Perlu kita ingat ketentuan penutup Undang-Undang Nomor 20 Tentang Tentang Aparatur Sipil Negara masih memberlakukan aturan kepegawaian sebelumnya karena aturan pelaksananya belum terbit. Jika suatu instansi sipil baik kementerian atau organisasi perangkat daerah tetap menghendaki dan membutuhkan pejabat yang dari anggota TNI/Polri, maka dapat menempuh dengan cara sebagai berikut: (1) Anggota TNI/Polri yang menduduki jabatan struktural atau jabatan pimpinan tinggi di instansi sipil harus berhenti dari dinas aktif keprajuritan dan dialihkan statusnya menjadi Pegawai Negeri Sipil. (2) Pejabat struktural atau jabatan pimpinan tinggi yang berasal dari TNI/Polri yang telah pensiun atau mengundurkan diri sesuai dengan skema rekrutmen Pegawai Pemerintah dengan Perjanjian Kerja (PPPK). Upaya tersebut bentuk membatasi peran TNI/Polri dalam pemerintahan sipil namun pengamat yang lain berpendapat berbeda hal tersebut masih upaya menghidupkan kembali dwi fungsi walaupun anggota TNI/Polri menanggalkan keprajuritannya dengan pengunduran diri atau pensiun.
Dwi funsgi ABRI yang kini TNI/Polri adalah sejarah dan masa lalu, saatnya negara ini melalui politik hukumnya menempatkan posisi sipil dan militer pada proporsinya.
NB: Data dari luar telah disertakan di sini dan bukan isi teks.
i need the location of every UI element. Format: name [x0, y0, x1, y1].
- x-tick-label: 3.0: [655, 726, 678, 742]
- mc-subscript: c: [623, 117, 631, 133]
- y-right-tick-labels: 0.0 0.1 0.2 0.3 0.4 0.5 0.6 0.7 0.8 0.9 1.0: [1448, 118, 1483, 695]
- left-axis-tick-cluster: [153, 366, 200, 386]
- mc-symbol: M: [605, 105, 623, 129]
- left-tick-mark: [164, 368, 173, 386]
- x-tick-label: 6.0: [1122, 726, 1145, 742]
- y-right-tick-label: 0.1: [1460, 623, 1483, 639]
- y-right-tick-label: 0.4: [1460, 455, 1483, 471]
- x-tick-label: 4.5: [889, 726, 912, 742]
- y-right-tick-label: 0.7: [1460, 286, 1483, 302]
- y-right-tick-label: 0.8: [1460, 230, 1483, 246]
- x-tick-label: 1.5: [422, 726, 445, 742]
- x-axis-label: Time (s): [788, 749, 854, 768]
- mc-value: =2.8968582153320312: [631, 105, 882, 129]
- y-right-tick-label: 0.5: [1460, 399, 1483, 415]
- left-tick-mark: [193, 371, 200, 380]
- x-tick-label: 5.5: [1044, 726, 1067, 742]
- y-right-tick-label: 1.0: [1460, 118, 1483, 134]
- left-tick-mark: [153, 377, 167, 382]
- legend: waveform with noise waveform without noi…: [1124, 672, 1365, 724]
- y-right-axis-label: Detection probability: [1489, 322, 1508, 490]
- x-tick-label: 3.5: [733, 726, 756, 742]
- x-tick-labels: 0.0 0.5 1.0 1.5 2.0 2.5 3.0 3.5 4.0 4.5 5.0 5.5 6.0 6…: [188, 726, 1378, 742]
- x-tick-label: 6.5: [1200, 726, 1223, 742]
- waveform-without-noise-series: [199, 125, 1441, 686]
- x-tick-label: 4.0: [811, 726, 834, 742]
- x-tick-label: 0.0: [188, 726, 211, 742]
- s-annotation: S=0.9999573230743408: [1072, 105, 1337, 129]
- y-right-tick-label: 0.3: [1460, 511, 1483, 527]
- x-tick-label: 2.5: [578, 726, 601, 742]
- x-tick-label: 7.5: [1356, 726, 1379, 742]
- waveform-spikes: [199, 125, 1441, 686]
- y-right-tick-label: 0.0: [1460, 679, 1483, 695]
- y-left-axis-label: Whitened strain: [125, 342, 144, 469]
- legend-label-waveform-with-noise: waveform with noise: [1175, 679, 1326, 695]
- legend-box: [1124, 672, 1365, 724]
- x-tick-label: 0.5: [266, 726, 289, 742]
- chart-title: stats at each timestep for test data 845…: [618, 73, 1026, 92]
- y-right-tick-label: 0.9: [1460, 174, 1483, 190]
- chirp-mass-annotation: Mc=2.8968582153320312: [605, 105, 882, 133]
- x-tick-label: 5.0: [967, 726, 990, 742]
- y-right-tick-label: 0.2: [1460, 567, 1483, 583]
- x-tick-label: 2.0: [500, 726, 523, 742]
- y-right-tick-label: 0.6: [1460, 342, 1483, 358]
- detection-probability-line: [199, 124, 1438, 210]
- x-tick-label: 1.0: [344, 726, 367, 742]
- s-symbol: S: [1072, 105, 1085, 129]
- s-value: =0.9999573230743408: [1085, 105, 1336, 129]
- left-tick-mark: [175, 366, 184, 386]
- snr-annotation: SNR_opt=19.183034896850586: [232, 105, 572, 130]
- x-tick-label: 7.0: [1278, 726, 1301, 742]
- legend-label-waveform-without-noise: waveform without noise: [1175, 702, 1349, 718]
Pemisahan antara militer dan sipil melalui penghapusan dwi fungsi ABRI diharapkan dapat memisahkan antara peran militer dan sipil dalam pemerintahan sesuai proporsi. Hal ini penting untuk memastikan bahwa militer fokus pada tugas pokoknya sebagai pengaman dan pertahanan negara.VB-Putra Trisna.
Sebuah artikel dari sudut pandang seorang mahasiswa Hukum yang sangat tekstual dan relevansi dengan apa yang saat ini menjadi kekhawatiran semua pihak,sebuah bacaan yang sangat menarik dan menambah wawasan kita semua.